Complete Python AI Pipeline
Integrate all the above features into a Python script executed within the pipeline.
def main():
logs = fetch_logs()
metrics = fetch_metrics()
# Predict failure
for log in logs.itertuples():
if predict_failure(log):
issue_type = log.issue_type # Example field
resolve_issue(issue_type)
# Predict resources and scale
desired_nodes = predict_resources(logs, metrics)
scale_resources(
cluster_name="webapp-cluster",
node_pool_name="default-pool",
project_id="my-webapp-project",
region="us-central1",
desired_nodes=desired_nodes,
)
if __name__ == "__main__":
main()
Monitoring and Alerts
Use Google Cloud Monitoring to trigger alerts based on ML predictions or unexpected behavior.

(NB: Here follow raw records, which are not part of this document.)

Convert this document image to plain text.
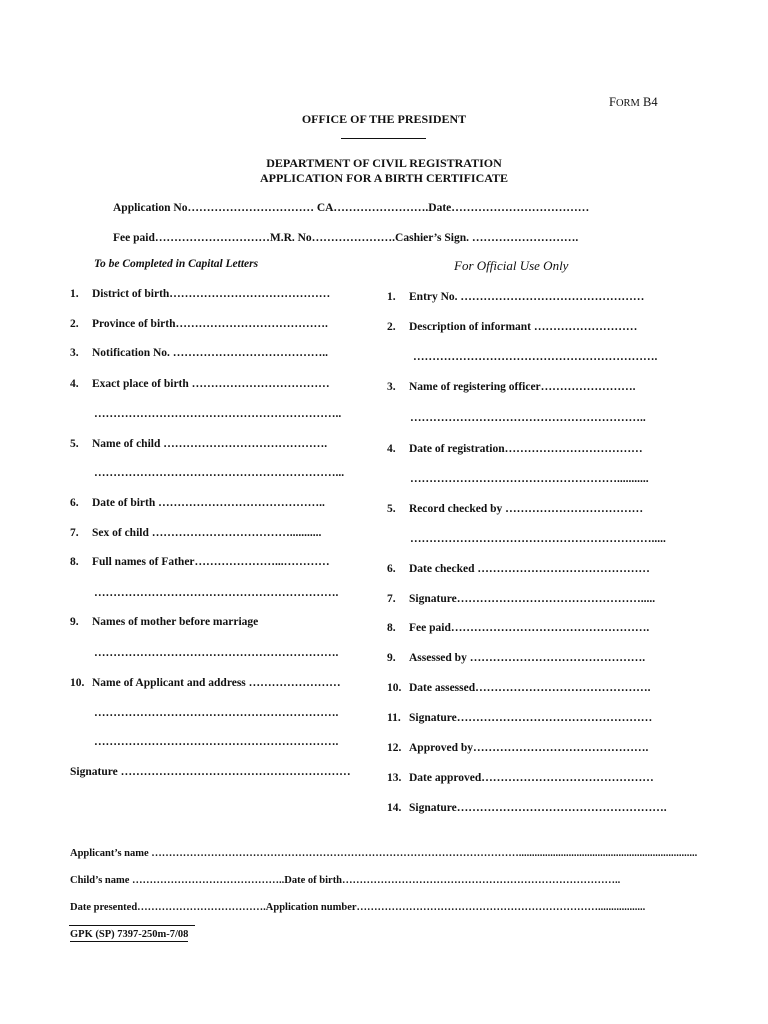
FORM B4
OFFICE OF THE PRESIDENT
DEPARTMENT OF CIVIL REGISTRATION
APPLICATION FOR A BIRTH CERTIFICATE
Application No…………………………… CA…………………….Date………………………………
Fee paid…………………………M.R. No………………….Cashier’s Sign. ……………………….
To be Completed in Capital Letters	For Official Use Only
1. District of birth……………………………………
2. Province of birth………………………………….
3. Notification No. …………………………………..
4. Exact place of birth ………………………………
………………………………………………………..
5. Name of child …………………………………….
………………………………………………………...
6. Date of birth ……………………………………..
7. Sex of child ………………………………...........
8. Full names of Father…………………...…………
……………………………………………………….
9. Names of mother before marriage
……………………………………………………….
10. Name of Applicant and address ……………………
……………………………………………………….
……………………………………………………….
Signature ……………………………………………………
1. Entry No. …………………………………………
2. Description of informant ………………………
……………………………………………………….
3. Name of registering officer…………………….
……………………………………………………..
4. Date of registration………………………………
………………………………………………...........
5. Record checked by ………………………………
……………………………………………………….....
6. Date checked ………………………………………
7. Signature………………………………………….....
8. Fee paid…………………………………………….
9. Assessed by ……………………………………….
10. Date assessed……………………………………….
11. Signature……………………………………………
12. Approved by……………………………………….
13. Date approved………………………………………
14. Signature……………………………………………….
Applicant’s name ……………………………………………………………………………………………....................................................................
Child’s name ……………………………………..Date of birth……………………………………………………………………..
Date presented……………………………….Application number……………………………………………………………..................
GPK (SP) 7397-250m-7/08
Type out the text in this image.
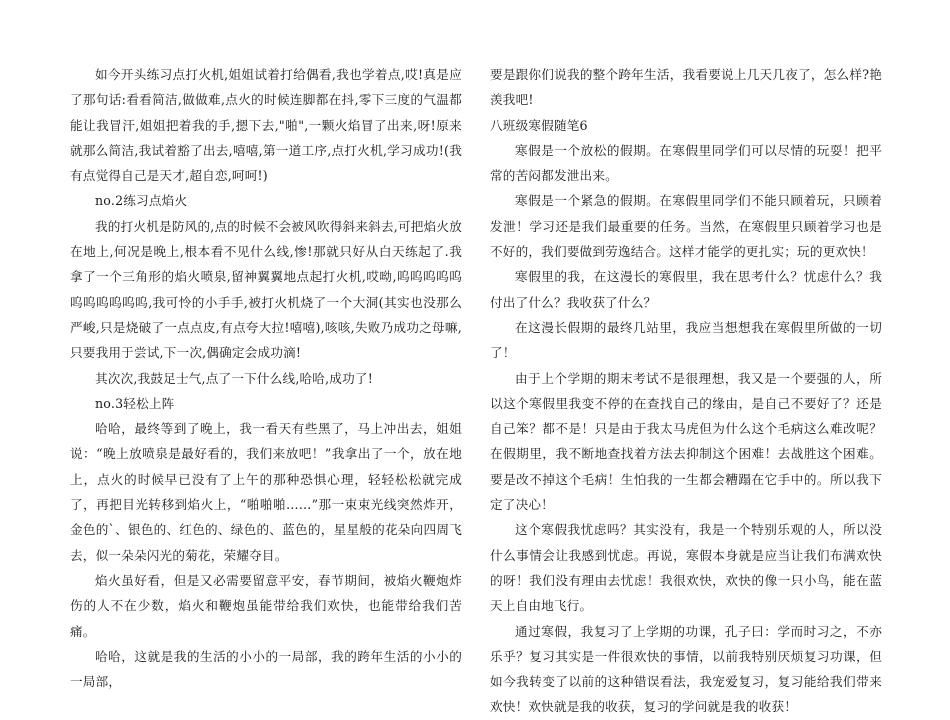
如今开头练习点打火机,姐姐试着打给偶看,我也学着点,哎!真是应了那句话:看看简洁,做做难,点火的时候连脚都在抖,零下三度的气温都能让我冒汗,姐姐把着我的手,摁下去,"啪",一颗火焰冒了出来,呀!原来就那么简洁,我试着豁了出去,嘻嘻,第一道工序,点打火机,学习成功!(我有点觉得自己是天才,超自恋,呵呵!)

no.2练习点焰火

我的打火机是防风的,点的时候不会被风吹得斜来斜去,可把焰火放在地上,何况是晚上,根本看不见什么线,惨!那就只好从白天练起了.我拿了一个三角形的焰火喷泉,留神翼翼地点起打火机,哎呦,呜呜呜呜呜呜呜呜呜呜呜,我可怜的小手手,被打火机烧了一个大洞(其实也没那么严峻,只是烧破了一点点皮,有点夸大拉!嘻嘻),咳咳,失败乃成功之母嘛,只要我用于尝试,下一次,偶确定会成功滴!

其次次,我鼓足士气,点了一下什么线,哈哈,成功了!

no.3轻松上阵

哈哈，最终等到了晚上，我一看天有些黑了，马上冲出去，姐姐说：“晚上放喷泉是最好看的，我们来放吧！”我拿出了一个，放在地上，点火的时候早已没有了上午的那种恐惧心理，轻轻松松就完成了，再把目光转移到焰火上，“啪啪啪……”那一束束光线突然炸开，金色的`、银色的、红色的、绿色的、蓝色的，星星般的花朵向四周飞去，似一朵朵闪光的菊花，荣耀夺目。

焰火虽好看，但是又必需要留意平安，春节期间，被焰火鞭炮炸伤的人不在少数，焰火和鞭炮虽能带给我们欢快，也能带给我们苦痛。

哈哈，这就是我的生活的小小的一局部，我的跨年生活的小小的一局部，

要是跟你们说我的整个跨年生活，我看要说上几天几夜了，怎么样?艳羡我吧!

八班级寒假随笔6

寒假是一个放松的假期。在寒假里同学们可以尽情的玩耍！把平常的苦闷都发泄出来。

寒假是一个紧急的假期。在寒假里同学们不能只顾着玩，只顾着发泄！学习还是我们最重要的任务。当然，在寒假里只顾着学习也是不好的，我们要做到劳逸结合。这样才能学的更扎实；玩的更欢快！

寒假里的我，在这漫长的寒假里，我在思考什么？忧虑什么？我付出了什么？我收获了什么？

在这漫长假期的最终几站里，我应当想想我在寒假里所做的一切了！

由于上个学期的期末考试不是很理想，我又是一个要强的人，所以这个寒假里我变不停的在查找自己的缘由，是自己不要好了？还是自己笨？都不是！只是由于我太马虎但为什么这个毛病这么难改呢？在假期里，我不断地查找着方法去抑制这个困难！去战胜这个困难。要是改不掉这个毛病！生怕我的一生都会糟蹋在它手中的。所以我下定了决心！

这个寒假我忧虑吗？其实没有，我是一个特别乐观的人，所以没什么事情会让我感到忧虑。再说，寒假本身就是应当让我们布满欢快的呀！我们没有理由去忧虑！我很欢快，欢快的像一只小鸟，能在蓝天上自由地飞行。

通过寒假，我复习了上学期的功课，孔子曰：学而时习之，不亦乐乎？复习其实是一件很欢快的事情，以前我特别厌烦复习功课，但如今我转变了以前的这种错误看法，我宠爱复习，复习能给我们带来欢快！欢快就是我的收获，复习的学问就是我的收获！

Configure alert policies in the GCP console. Use Python to send notifications via Pub/Sub or email when anomalies are detected.
from google.cloud import pubsub_v1
def send_alert(message):
publisher = pubsub_v1.PublisherClient()
topic_path = publisher.topic_path("my-webapp-project", "alerts")
publisher.publish(topic_path, message.encode("utf-8"))
Conclusion
We saw in this article how to easily automate the deployment process for a web application using Google Cloud tools like Cloud Build, Artifact Registry, and Google Kubernetes Engine. This setup streamlines the CI/CD pipeline, ensuring faster and more reliable deployments.
With the integration of GitHub or GitLab, any code push automatically triggers the build, test, and deployment process, keeping your application up-to-date. Adding health checks and monitoring improves the robustness of your system, while rollback mechanisms provide a safety net for deployments.
Last but not least, enhancing the pipeline with predictive AI models can further optimize workflows by identifying potential failures before they occur. This approach demonstrates the power of combining DevOps best practices with cutting-edge AI tools to create a resilient and scalable deployment pipeline.